Inheritance for beginners

What I want to do is to safely get an object from a crate not called in my main() but in one of my sub libraries. Example:

crate crt
^
|  xx calls crt
|
// This my initial lib crate called xx  :

use crt::{make_a};  
// crt::Res is not accessible from my 
// main function it is something closed 
// up deep in the code 
use crt:Res;

pub struct A {
   pub a: crt:Res<Conf>
}

impl A {
    pub fn get(self)-> crt:Res<Conf> {
       self.a
    }
}

pub trait AA {
    fn new ()-> Self;
}

impl AA for A {

    fn new()->Self{
   // make_a is a constructor in crt 
   // that knows how to make  crt:Res<Conf> 
        A{a: make_a()}  
    }
}
^
|  XX calls xx
|
// This is my second lib crate called XX

use xx::A;

pub fn pass-> A{
   let p : A = AA::new();
   p
}

// I can pass object A to my main function which latter calls my library XX and do something like :
^
|  main() calls XX
|
// This is my main ()
use XX;

fn main(){

  let a = XX::pass();
  
  println!({:#?}, a.a);

}

but this seams stupid because I am directly accessing to a variable in my structure and not through some safe get() function.
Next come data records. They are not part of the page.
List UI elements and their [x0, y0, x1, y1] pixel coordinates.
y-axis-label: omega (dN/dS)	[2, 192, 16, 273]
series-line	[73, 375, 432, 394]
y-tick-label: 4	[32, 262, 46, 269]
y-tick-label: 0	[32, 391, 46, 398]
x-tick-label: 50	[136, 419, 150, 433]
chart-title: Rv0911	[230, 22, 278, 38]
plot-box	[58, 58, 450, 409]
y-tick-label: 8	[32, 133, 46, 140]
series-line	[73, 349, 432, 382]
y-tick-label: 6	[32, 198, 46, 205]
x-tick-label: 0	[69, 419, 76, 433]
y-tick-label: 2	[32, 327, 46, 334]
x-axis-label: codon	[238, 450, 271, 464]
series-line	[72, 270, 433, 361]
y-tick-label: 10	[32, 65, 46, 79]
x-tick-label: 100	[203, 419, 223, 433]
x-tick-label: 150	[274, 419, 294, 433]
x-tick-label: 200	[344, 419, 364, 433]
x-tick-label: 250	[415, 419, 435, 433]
I tried to implement get() in various ways but, it seams that unless i call :

use crt::Res 

directly in my main, I cannot do anything with it. Is there a better safer way to get to a.a without calling crt crate directly in main().

Thank you

PS
the code is for concept illustration mainly

Your code snippet is utterly cluttered, because of your comments. Please remove them to make the actual code small and readable. (I don’t want to scroll for three minutes to see your whole code. I can read code and know which function calls).